Michel and Valerie consume each other in an unhesitant and satisfying but curiously unpassionate way. Indeed, satisfactory but passionless consumption is the mode of the Houellebecquian non-hero (all cum but no jouissance, he’s no antihero). Erotic love is not of a different order, simply the highest satisfaction on the consumption pyramid—and thus to be pursued most relentlessly, in a variety of circumstances and positions, sometimes involving others: “The feeling mounted with sudden jolts like bolts of lightning, then exploded just before I ejaculated into Nicole’s mouth. . . . Valerie had slipped her arm around my neck, looking at me tenderly, mysteriously.” Hot.
Our attitude toward this is compromised not only by Michel’s contented distance from his own experiences, but by comical gestures. Much of the early passage to Thailand is occupied with capsule reviews of lite novels Michel peruses. He even manages to jerk off to The Firm, after quoting Grisham at length: “I ejaculated between two pages with a groan of satisfaction. They were going to stick together; didn’t matter, it wasn’t the kind of book you read twice.” This is apparently fair use, in France.
Such wit serves as an aggressively passive demand that we wonder to what sort of book we ourselves are jerking off. Does it imagine itself more literary than Grisham? And if not, does it feel bad about this, or ironic, or just sort of fine about providing some inert satisfaction to the next alienated consumer?

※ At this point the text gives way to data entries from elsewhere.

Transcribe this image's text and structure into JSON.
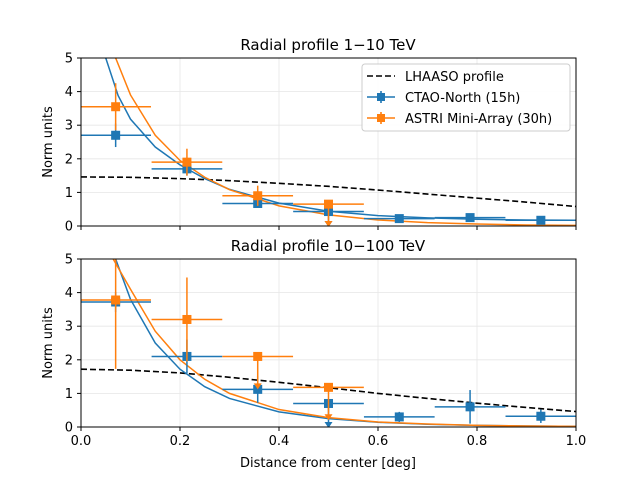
{
  "chart_data": [
    {
      "type": "scatter",
      "title": "Radial profile 1−10 TeV",
      "xlabel": "",
      "ylabel": "Norm units",
      "xlim": [
        0.0,
        1.0
      ],
      "ylim": [
        0,
        5
      ],
      "xticks": [
        0.0,
        0.2,
        0.4,
        0.6,
        0.8,
        1.0
      ],
      "yticks": [
        0,
        1,
        2,
        3,
        4,
        5
      ],
      "grid": true,
      "legend": {
        "placement": "top-right",
        "entries": [
          "LHAASO profile",
          "CTAO-North (15h)",
          "ASTRI Mini-Array (30h)"
        ]
      },
      "lhaaso_profile": {
        "name": "LHAASO profile",
        "style": "dashed",
        "color": "#000000",
        "x": [
          0.0,
          0.1,
          0.2,
          0.3,
          0.4,
          0.5,
          0.6,
          0.7,
          0.8,
          0.9,
          1.0
        ],
        "y": [
          1.46,
          1.45,
          1.41,
          1.35,
          1.27,
          1.18,
          1.07,
          0.95,
          0.83,
          0.71,
          0.58
        ]
      },
      "series": [
        {
          "name": "CTAO-North (15h)",
          "color": "#1f77b4",
          "x": [
            0.07,
            0.214,
            0.357,
            0.5,
            0.643,
            0.786,
            0.929
          ],
          "y": [
            2.7,
            1.7,
            0.67,
            0.43,
            0.22,
            0.25,
            0.17
          ],
          "xerr": [
            0.0714,
            0.0714,
            0.0714,
            0.0714,
            0.0714,
            0.0714,
            0.0714
          ],
          "yerr": [
            0.35,
            0.2,
            0.1,
            0.1,
            0.05,
            0.05,
            0.05
          ],
          "upper_limit": [
            false,
            false,
            false,
            true,
            false,
            false,
            false
          ],
          "fit_curve": {
            "x": [
              0.05,
              0.075,
              0.1,
              0.15,
              0.2,
              0.25,
              0.3,
              0.4,
              0.5,
              0.6,
              0.7,
              0.8,
              0.9,
              1.0
            ],
            "y": [
              5.0,
              3.88,
              3.18,
              2.35,
              1.82,
              1.41,
              1.09,
              0.68,
              0.44,
              0.31,
              0.24,
              0.2,
              0.18,
              0.17
            ]
          }
        },
        {
          "name": "ASTRI Mini-Array (30h)",
          "color": "#ff7f0e",
          "x": [
            0.07,
            0.214,
            0.357,
            0.5
          ],
          "y": [
            3.55,
            1.9,
            0.9,
            0.65
          ],
          "xerr": [
            0.0714,
            0.0714,
            0.0714,
            0.0714
          ],
          "yerr": [
            0.7,
            0.4,
            0.3,
            0.55
          ],
          "upper_limit": [
            false,
            false,
            false,
            true
          ],
          "fit_curve": {
            "x": [
              0.07,
              0.1,
              0.15,
              0.2,
              0.25,
              0.3,
              0.4,
              0.5,
              0.6,
              0.7,
              0.8,
              0.9,
              1.0
            ],
            "y": [
              5.0,
              3.9,
              2.7,
              1.95,
              1.45,
              1.08,
              0.6,
              0.33,
              0.18,
              0.1,
              0.06,
              0.03,
              0.02
            ]
          }
        }
      ]
    },
    {
      "type": "scatter",
      "title": "Radial profile 10−100 TeV",
      "xlabel": "Distance from center [deg]",
      "ylabel": "Norm units",
      "xlim": [
        0.0,
        1.0
      ],
      "ylim": [
        0,
        5
      ],
      "xticks": [
        0.0,
        0.2,
        0.4,
        0.6,
        0.8,
        1.0
      ],
      "yticks": [
        0,
        1,
        2,
        3,
        4,
        5
      ],
      "grid": true,
      "lhaaso_profile": {
        "name": "LHAASO profile",
        "style": "dashed",
        "color": "#000000",
        "x": [
          0.0,
          0.1,
          0.2,
          0.3,
          0.4,
          0.5,
          0.6,
          0.7,
          0.8,
          0.9,
          1.0
        ],
        "y": [
          1.72,
          1.69,
          1.61,
          1.48,
          1.33,
          1.17,
          1.0,
          0.85,
          0.71,
          0.58,
          0.46
        ]
      },
      "series": [
        {
          "name": "CTAO-North (15h)",
          "color": "#1f77b4",
          "x": [
            0.07,
            0.214,
            0.357,
            0.5,
            0.643,
            0.786,
            0.929
          ],
          "y": [
            3.72,
            2.1,
            1.12,
            0.7,
            0.3,
            0.6,
            0.32
          ],
          "xerr": [
            0.0714,
            0.0714,
            0.0714,
            0.0714,
            0.0714,
            0.0714,
            0.0714
          ],
          "yerr": [
            0.3,
            0.5,
            0.4,
            0.4,
            0.15,
            0.5,
            0.2
          ],
          "upper_limit": [
            false,
            false,
            false,
            true,
            false,
            false,
            false
          ],
          "fit_curve": {
            "x": [
              0.07,
              0.1,
              0.15,
              0.2,
              0.25,
              0.3,
              0.4,
              0.5,
              0.6,
              0.7,
              0.8,
              0.9,
              1.0
            ],
            "y": [
              5.0,
              3.8,
              2.5,
              1.72,
              1.2,
              0.85,
              0.45,
              0.25,
              0.14,
              0.08,
              0.05,
              0.03,
              0.02
            ]
          }
        },
        {
          "name": "ASTRI Mini-Array (30h)",
          "color": "#ff7f0e",
          "x": [
            0.07,
            0.214,
            0.357,
            0.5
          ],
          "y": [
            3.78,
            3.2,
            2.1,
            1.18
          ],
          "xerr": [
            0.0714,
            0.0714,
            0.0714,
            0.0714
          ],
          "yerr": [
            2.05,
            1.25,
            1.5,
            1.0
          ],
          "upper_limit": [
            false,
            false,
            true,
            true
          ],
          "fit_curve": {
            "x": [
              0.065,
              0.1,
              0.15,
              0.2,
              0.25,
              0.3,
              0.4,
              0.5,
              0.6,
              0.7,
              0.8,
              0.9,
              1.0
            ],
            "y": [
              5.0,
              4.1,
              2.85,
              2.0,
              1.42,
              1.0,
              0.52,
              0.28,
              0.15,
              0.09,
              0.05,
              0.03,
              0.02
            ]
          }
        }
      ]
    }
  ]
}
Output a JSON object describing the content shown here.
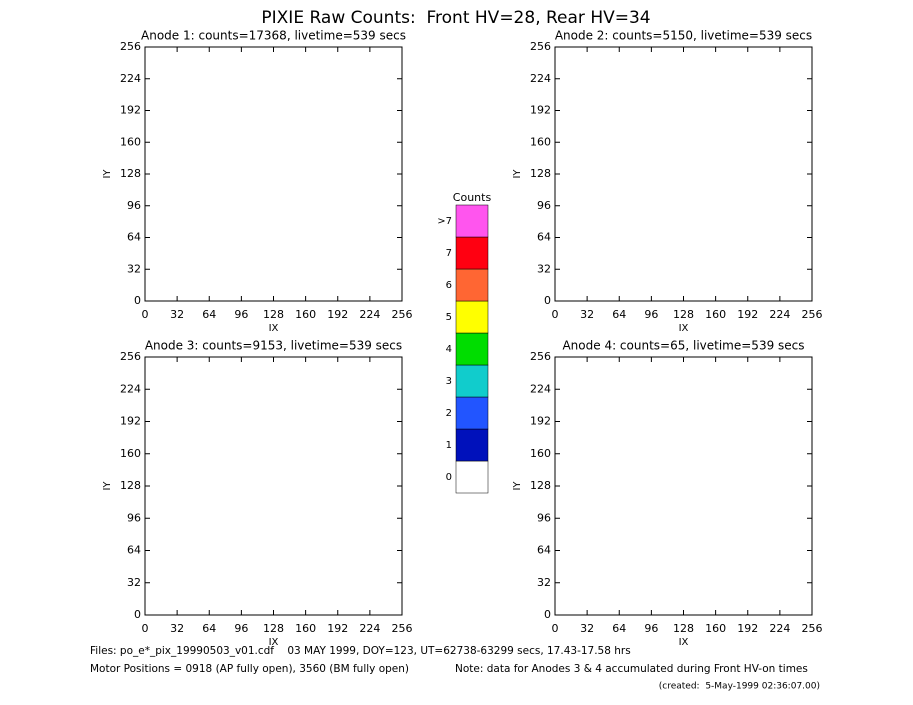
{
  "title": "PIXIE Raw Counts:  Front HV=28, Rear HV=34",
  "chart_data": [
    {
      "type": "heatmap",
      "title": "Anode 1: counts=17368, livetime=539 secs",
      "xlabel": "IX",
      "ylabel": "IY",
      "xlim": [
        0,
        256
      ],
      "ylim": [
        0,
        256
      ],
      "xticks": [
        0,
        32,
        64,
        96,
        128,
        160,
        192,
        224,
        256
      ],
      "yticks": [
        0,
        32,
        64,
        96,
        128,
        160,
        192,
        224,
        256
      ]
    },
    {
      "type": "heatmap",
      "title": "Anode 2: counts=5150, livetime=539 secs",
      "xlabel": "IX",
      "ylabel": "IY",
      "xlim": [
        0,
        256
      ],
      "ylim": [
        0,
        256
      ],
      "xticks": [
        0,
        32,
        64,
        96,
        128,
        160,
        192,
        224,
        256
      ],
      "yticks": [
        0,
        32,
        64,
        96,
        128,
        160,
        192,
        224,
        256
      ]
    },
    {
      "type": "heatmap",
      "title": "Anode 3: counts=9153, livetime=539 secs",
      "xlabel": "IX",
      "ylabel": "IY",
      "xlim": [
        0,
        256
      ],
      "ylim": [
        0,
        256
      ],
      "xticks": [
        0,
        32,
        64,
        96,
        128,
        160,
        192,
        224,
        256
      ],
      "yticks": [
        0,
        32,
        64,
        96,
        128,
        160,
        192,
        224,
        256
      ]
    },
    {
      "type": "heatmap",
      "title": "Anode 4: counts=65, livetime=539 secs",
      "xlabel": "IX",
      "ylabel": "IY",
      "xlim": [
        0,
        256
      ],
      "ylim": [
        0,
        256
      ],
      "xticks": [
        0,
        32,
        64,
        96,
        128,
        160,
        192,
        224,
        256
      ],
      "yticks": [
        0,
        32,
        64,
        96,
        128,
        160,
        192,
        224,
        256
      ]
    },
    {
      "type": "colorbar",
      "title": "Counts",
      "categories": [
        "0",
        "1",
        "2",
        "3",
        "4",
        "5",
        "6",
        "7",
        ">7"
      ],
      "colors": [
        "#ffffff",
        "#0011bb",
        "#2255ff",
        "#11cccc",
        "#00dd00",
        "#ffff00",
        "#ff6633",
        "#ff0011",
        "#ff55ee"
      ]
    }
  ],
  "footer": {
    "files": "Files: po_e*_pix_19990503_v01.cdf    03 MAY 1999, DOY=123, UT=62738-63299 secs, 17.43-17.58 hrs",
    "motor": "Motor Positions = 0918 (AP fully open), 3560 (BM fully open)",
    "note": "Note: data for Anodes 3 & 4 accumulated during Front HV-on times",
    "created": "(created:  5-May-1999 02:36:07.00)"
  }
}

In the midst of such placid meta-concerns, Platform stages a plot. As in Particles, events are driven by the confluence of the characters’ jobs and desires. Michel’s a low-level arts administrator, which provides for some low-watt sardony about both art and bureaucratic sinecures, although Michel’s judgments are indifferently generous: “I sensed in him a certain authenticity, but maybe it was simply the authenticity of failure.” Valerie has a real job: She’s in fact in the sojourn biz, designing package tours. In the book’s late turning point (a term which may exaggerate the place of the narrative), the lovers render unto séjours what is Caesar’s; they propose to corporatize sexual tourism. A bit to everyone’s surprise, the “Aphrodite” tours, which turn Valerie’s hotelier bosses into international pimps, are an immediate smash—but for a few zealot locals, who take exception to the idea.
What’s at stake is the desacralizing of sex, its final leap into the realm of pure commodity, the role of implacable consumption in cultural imperialism, and whether it’s the characters who are bored by these worthy concerns, or the novel, or just us. Houellebecq’s gift is his capacity to suck the use value out of such ideas, and return them to the public sphere as pure appearance—as part of the mechanism of passionless satisfaction. Well, someone has to make porn perusable on the subway, before one ditches it unfulfilled on the platform; it’s not the kind of book you read once.